In [1]:
import os
import torch
from torch import nn
from torch.utils.data import DataLoader
from torchvision import datasets, transforms
from torchvision.transforms import ToTensor, Lambda, v2


In [2]:
device = (
    "cuda"
    if torch.cuda.is_available()
    else "mps"
    if torch.backends.mps.is_available()
    else "cpu"
)
print(f"Using {device} device")

Using mps device


In [3]:
class NeuralNetwork(nn.Module): # class NeuralNetwork inherits from nn.Module
    def __init__(self): # The constructor method of the NeuralNetwork class.
        super().__init__() # calls the constructor of the parent class nn.Module
        self.flatten = nn.Flatten() # creates an instance of the nn.Flatten module, which is used to flatten the input tensor into a 1D tensor.
        self.linear_relu_stack = nn.Sequential( # This defines a sequence of linear layers followed by ReLU activation functions. The nn.Sequential container allows you to stack layers sequentially.
            nn.Linear(28*28, 512), # The first linear layer accepts the flattened input of size 28*28 and outputs a tensor of size 512.
            nn.ReLU(), # The ReLU activation function is used to add non-linearity to the model, which improves the model's ability to predict complex patterns in the data.
            nn.Linear(512, 512), # The second linear layer accepts the output of the first layer of size 512 and outputs a tensor of size 512.
            nn.ReLU(), # The ReLU activation function is used again to add non-linearity to the model.
            nn.Linear(512, 10), # The third linear layer accepts the output of the second layer of size 512 and outputs a tensor of size 10, which corresponds to the number of classes in the dataset.
        )

    def forward(self, x): # The forward method defines the computation performed at every call to the model. In this method, the input tensor x is passed through each layer in the network and the output is computed.
        x = self.flatten(x) # The input tensor x is flattened into a 1D tensor.
        logits = self.linear_relu_stack(x) # The flattened input tensor x is passed through the linear layers defined in self.linear_relu_stack.
        return logits # The output from the last linear layer is returned.
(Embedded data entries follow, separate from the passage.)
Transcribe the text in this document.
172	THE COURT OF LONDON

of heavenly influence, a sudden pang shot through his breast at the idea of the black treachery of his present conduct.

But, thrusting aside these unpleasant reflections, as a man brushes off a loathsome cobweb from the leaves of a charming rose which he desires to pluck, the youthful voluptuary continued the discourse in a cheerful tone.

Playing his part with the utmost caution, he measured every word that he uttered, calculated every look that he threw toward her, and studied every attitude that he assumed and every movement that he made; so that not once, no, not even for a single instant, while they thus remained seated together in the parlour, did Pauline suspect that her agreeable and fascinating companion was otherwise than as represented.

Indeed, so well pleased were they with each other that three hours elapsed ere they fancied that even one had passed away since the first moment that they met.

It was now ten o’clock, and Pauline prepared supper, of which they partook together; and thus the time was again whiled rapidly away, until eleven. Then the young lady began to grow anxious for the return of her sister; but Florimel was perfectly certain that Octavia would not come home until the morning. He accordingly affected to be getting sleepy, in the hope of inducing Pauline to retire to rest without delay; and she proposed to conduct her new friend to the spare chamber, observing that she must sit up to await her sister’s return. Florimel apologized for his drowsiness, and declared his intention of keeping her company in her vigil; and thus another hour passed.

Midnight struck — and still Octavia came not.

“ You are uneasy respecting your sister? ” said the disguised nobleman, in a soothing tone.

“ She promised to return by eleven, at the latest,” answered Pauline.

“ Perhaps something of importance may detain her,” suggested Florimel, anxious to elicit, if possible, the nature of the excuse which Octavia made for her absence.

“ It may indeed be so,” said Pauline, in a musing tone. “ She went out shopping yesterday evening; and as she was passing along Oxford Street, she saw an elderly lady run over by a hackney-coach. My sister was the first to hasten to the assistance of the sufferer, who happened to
We create an instance of NeuralNetwork, and move it to the device, and print its structure.


In [4]:
model = NeuralNetwork().to(device)
print(model)

NeuralNetwork(
  (flatten): Flatten(start_dim=1, end_dim=-1)
  (linear_relu_stack): Sequential(
    (0): Linear(in_features=784, out_features=512, bias=True)
    (1): ReLU()
    (2): Linear(in_features=512, out_features=512, bias=True)
    (3): ReLU()
    (4): Linear(in_features=512, out_features=10, bias=True)
  )
)


In [5]:
X = torch.rand(1, 28, 28, device=device) # The input tensor X is created with the size (1, 28, 28), which corresponds to a single random image with a height and width of 28 pixels.
logits = model(X) # The input tensor X is passed through the model to get the output logits.
pred_probab = nn.Softmax(dim=1)(logits) # The output logits is passed through the nn.Softmax function to convert the logits into probabilities.
y_pred = pred_probab.argmax(1) # The predicted class label is obtained by finding the index with the highest probability.
print(f"Predicted class: {y_pred}")

Predicted class: tensor([7], device='mps:0')